Sevastyan hadn’t agreed to anything, but his rivals had caught wind of the potential alliance and backed off considerably. Which meant he didn’t have to work so much.
Maybe he could leave his post this spring and take me around the world?
Or perhaps I’d enroll in school over here. No surprise: I hadn’t decided yet.
One thing I was certain of? I was determined to make this winter different for him, to have him associate it with our warm bed, our wicked lovemaking, and our hopes for the future.
“Oh, before I forget, Jess has kind of called dibs on your old place. She wants to fly back with us after the holidays.” And she might’ve vowed never to leave. As she’d put it: “If I get to live in my own mini palace, Imma be one borscht-eating bitch.”
“Then it’s hers,” Sevastyan said, surprising me. “As long as I get you to myself during the nights.”
“You’ve got yourself a deal, Siberian.” For the first time in his life, he was enjoying the long nights. We swam together, read together, and played chess by the fire. Or we tried to. Last night, we’d scattered the pieces when he’d tossed me atop the board to have his way with me.

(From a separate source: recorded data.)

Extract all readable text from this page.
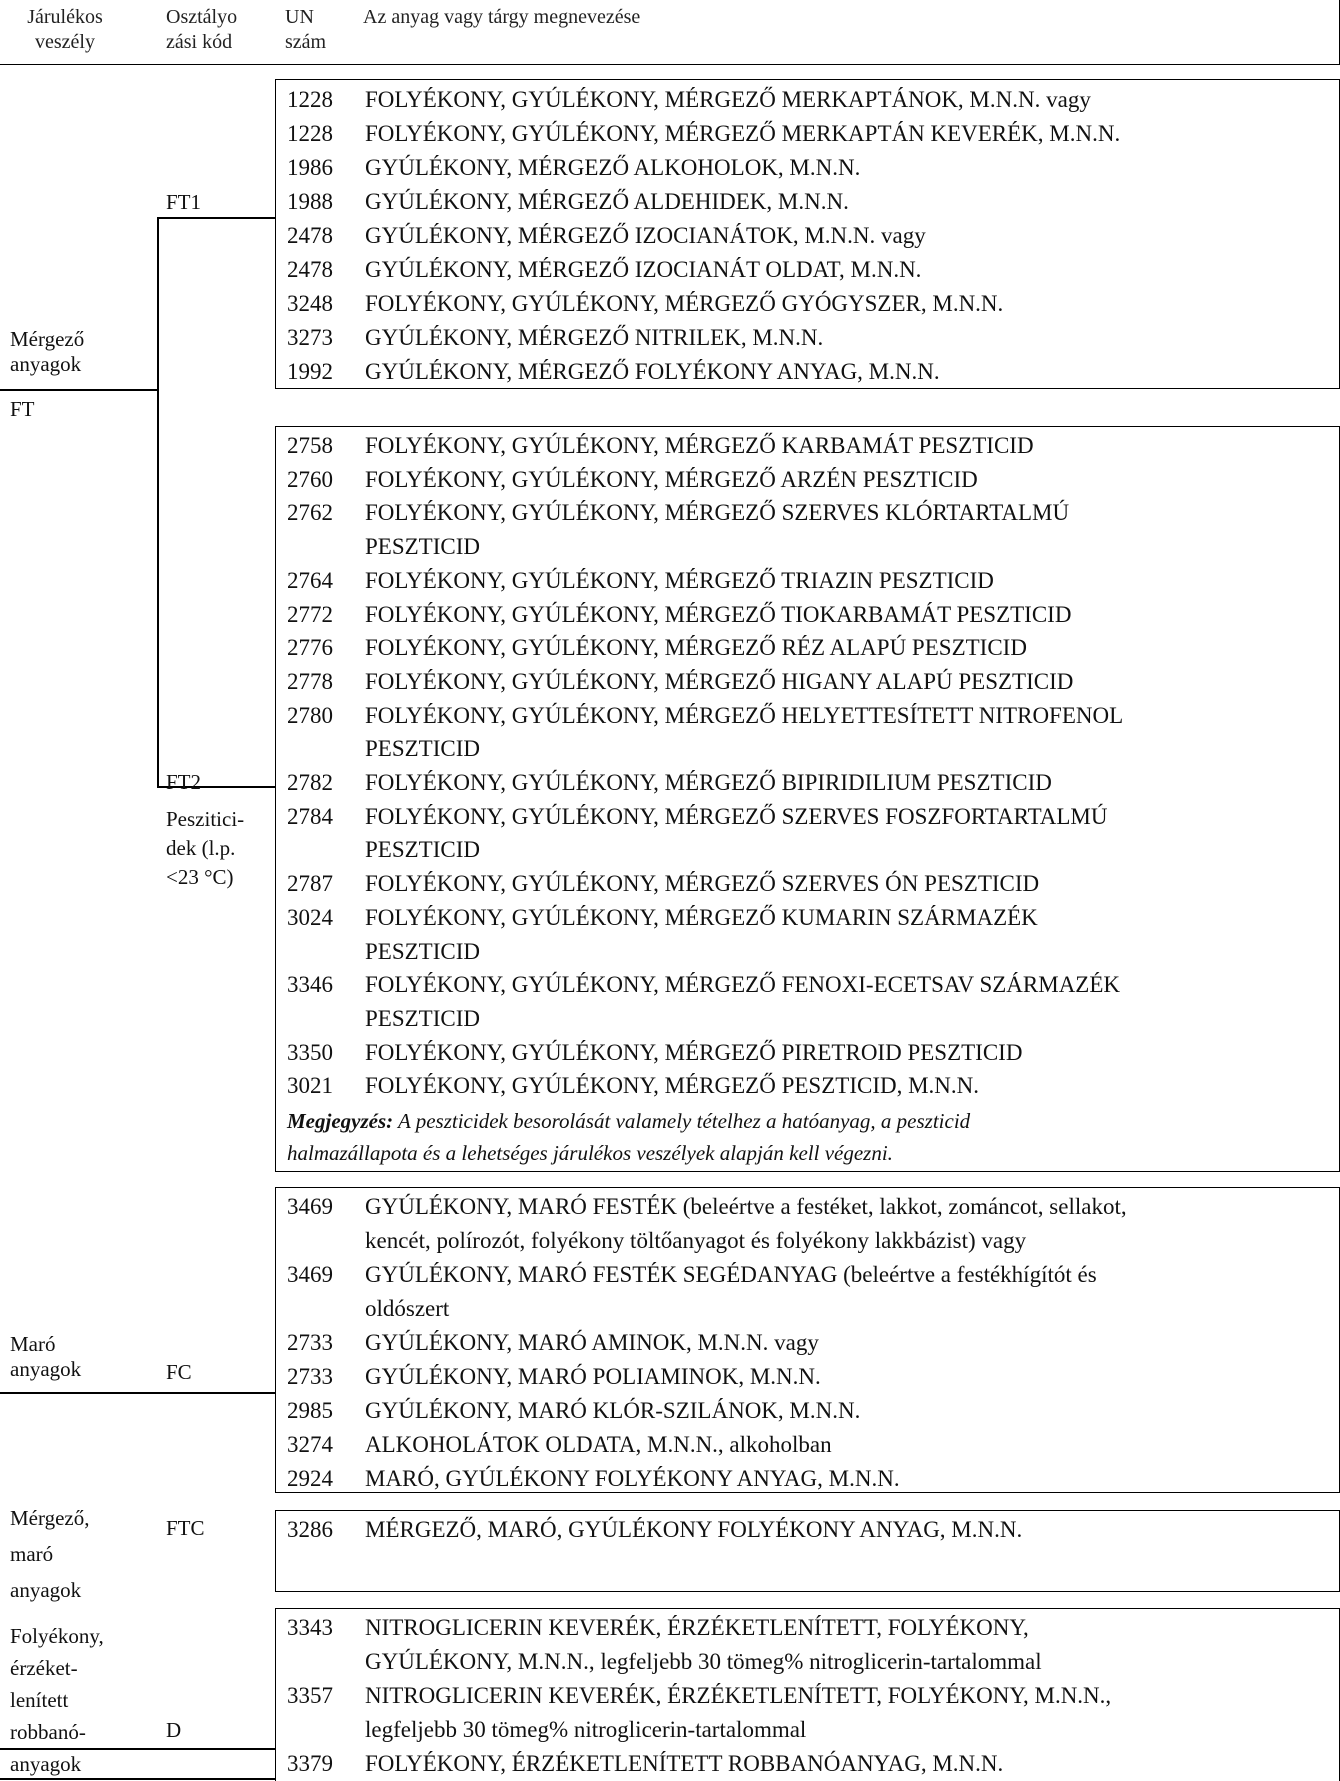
Járulékos
veszély
Osztályo
zási kód
UN
szám
Az anyag vagy tárgy megnevezése
Mérgező
anyagok
FT
Maró
anyagok
Mérgező,
maró
anyagok
Folyékony,
érzéket-
lenített
robbanó-
anyagok
FT1
FT2
Peszitici-
dek (l.p.
<23 °C)
FC
FTC
D
1228 FOLYÉKONY, GYÚLÉKONY, MÉRGEZŐ MERKAPTÁNOK, M.N.N. vagy
1228 FOLYÉKONY, GYÚLÉKONY, MÉRGEZŐ MERKAPTÁN KEVERÉK, M.N.N.
1986 GYÚLÉKONY, MÉRGEZŐ ALKOHOLOK, M.N.N.
1988 GYÚLÉKONY, MÉRGEZŐ ALDEHIDEK, M.N.N.
2478 GYÚLÉKONY, MÉRGEZŐ IZOCIANÁTOK, M.N.N. vagy
2478 GYÚLÉKONY, MÉRGEZŐ IZOCIANÁT OLDAT, M.N.N.
3248 FOLYÉKONY, GYÚLÉKONY, MÉRGEZŐ GYÓGYSZER, M.N.N.
3273 GYÚLÉKONY, MÉRGEZŐ NITRILEK, M.N.N.
1992 GYÚLÉKONY, MÉRGEZŐ FOLYÉKONY ANYAG, M.N.N.
2758 FOLYÉKONY, GYÚLÉKONY, MÉRGEZŐ KARBAMÁT PESZTICID
2760 FOLYÉKONY, GYÚLÉKONY, MÉRGEZŐ ARZÉN PESZTICID
2762 FOLYÉKONY, GYÚLÉKONY, MÉRGEZŐ SZERVES KLÓRTARTALMÚ
PESZTICID
2764 FOLYÉKONY, GYÚLÉKONY, MÉRGEZŐ TRIAZIN PESZTICID
2772 FOLYÉKONY, GYÚLÉKONY, MÉRGEZŐ TIOKARBAMÁT PESZTICID
2776 FOLYÉKONY, GYÚLÉKONY, MÉRGEZŐ RÉZ ALAPÚ PESZTICID
2778 FOLYÉKONY, GYÚLÉKONY, MÉRGEZŐ HIGANY ALAPÚ PESZTICID
2780 FOLYÉKONY, GYÚLÉKONY, MÉRGEZŐ HELYETTESÍTETT NITROFENOL
PESZTICID
2782 FOLYÉKONY, GYÚLÉKONY, MÉRGEZŐ BIPIRIDILIUM PESZTICID
2784 FOLYÉKONY, GYÚLÉKONY, MÉRGEZŐ SZERVES FOSZFORTARTALMÚ
PESZTICID
2787 FOLYÉKONY, GYÚLÉKONY, MÉRGEZŐ SZERVES ÓN PESZTICID
3024 FOLYÉKONY, GYÚLÉKONY, MÉRGEZŐ KUMARIN SZÁRMAZÉK
PESZTICID
3346 FOLYÉKONY, GYÚLÉKONY, MÉRGEZŐ FENOXI-ECETSAV SZÁRMAZÉK
PESZTICID
3350 FOLYÉKONY, GYÚLÉKONY, MÉRGEZŐ PIRETROID PESZTICID
3021 FOLYÉKONY, GYÚLÉKONY, MÉRGEZŐ PESZTICID, M.N.N.
Megjegyzés: A peszticidek besorolását valamely tételhez a hatóanyag, a peszticid
halmazállapota és a lehetséges járulékos veszélyek alapján kell végezni.
3469 GYÚLÉKONY, MARÓ FESTÉK (beleértve a festéket, lakkot, zománcot, sellakot,
kencét, polírozót, folyékony töltőanyagot és folyékony lakkbázist) vagy
3469 GYÚLÉKONY, MARÓ FESTÉK SEGÉDANYAG (beleértve a festékhígítót és
oldószert
2733 GYÚLÉKONY, MARÓ AMINOK, M.N.N. vagy
2733 GYÚLÉKONY, MARÓ POLIAMINOK, M.N.N.
2985 GYÚLÉKONY, MARÓ KLÓR-SZILÁNOK, M.N.N.
3274 ALKOHOLÁTOK OLDATA, M.N.N., alkoholban
2924 MARÓ, GYÚLÉKONY FOLYÉKONY ANYAG, M.N.N.
3286 MÉRGEZŐ, MARÓ, GYÚLÉKONY FOLYÉKONY ANYAG, M.N.N.
3343 NITROGLICERIN KEVERÉK, ÉRZÉKETLENÍTETT, FOLYÉKONY,
GYÚLÉKONY, M.N.N., legfeljebb 30 tömeg% nitroglicerin-tartalommal
3357 NITROGLICERIN KEVERÉK, ÉRZÉKETLENÍTETT, FOLYÉKONY, M.N.N.,
legfeljebb 30 tömeg% nitroglicerin-tartalommal
3379 FOLYÉKONY, ÉRZÉKETLENÍTETT ROBBANÓANYAG, M.N.N.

Never had a queen been so happy to be taken.
Often, we talked into the night as he shared more of his burdens.
With each one, I marveled at the loving and honorable man he’d become. He’d also been telling me all about Paxán, and I could see the kindly clockmaker’s hand in guiding him.
Sevastyan still had shadows; now they were
our
shadows.
As for me, I’d been working on becoming more patient. To help with that, I was repairing my
bátja
’s clocks. Clock-making demanded patience.
When the wind whipped, Sevastyan said, “Come here.” He tugged me closer, shielding me with his big body. He always did that, just as he warmed my hands whenever they got cold.
I snuggled up to him, even though I was warm in my luxurious cashmere coat and sweater—that I’d paired with jeans and clodhopper boots.
I’d been making an effort to preserve my
self
; Natalie was back—hopefully a little more patient and accepting. Maybe, just maybe, a little wiser . . . ?
When a white hare crossed our path, I murmured, “It’s so beautiful here.”
“Wait till you see it in the summer.” He’d started talking about the future, growing increasingly confident that I wasn’t going anywhere.
Probably because we’d taken to living together like a house on fire. “Hey, maybe we’ll have gotten rid of Jess by then.”
He flashed me an amused look.
The only thing missing between us? He hadn’t told me he loved me. Though he showed me every day, and he’d certainly convinced me of it in Paris, I needed to hear the words. Yet this was one thing I couldn’t ask him for; it had to come naturally. . . .
“Tomorrow we should visit the
banya
.” As he peered down at me, the sun struck his eyes, setting them aglow.
Molten gold: my new favorite color.
“I agree. It’s important. For our health.” Had I thought I would miss the thrills to be had at Le Libertin? Wrong. Sevastyan had already made me fly on several occasions since we’d been home.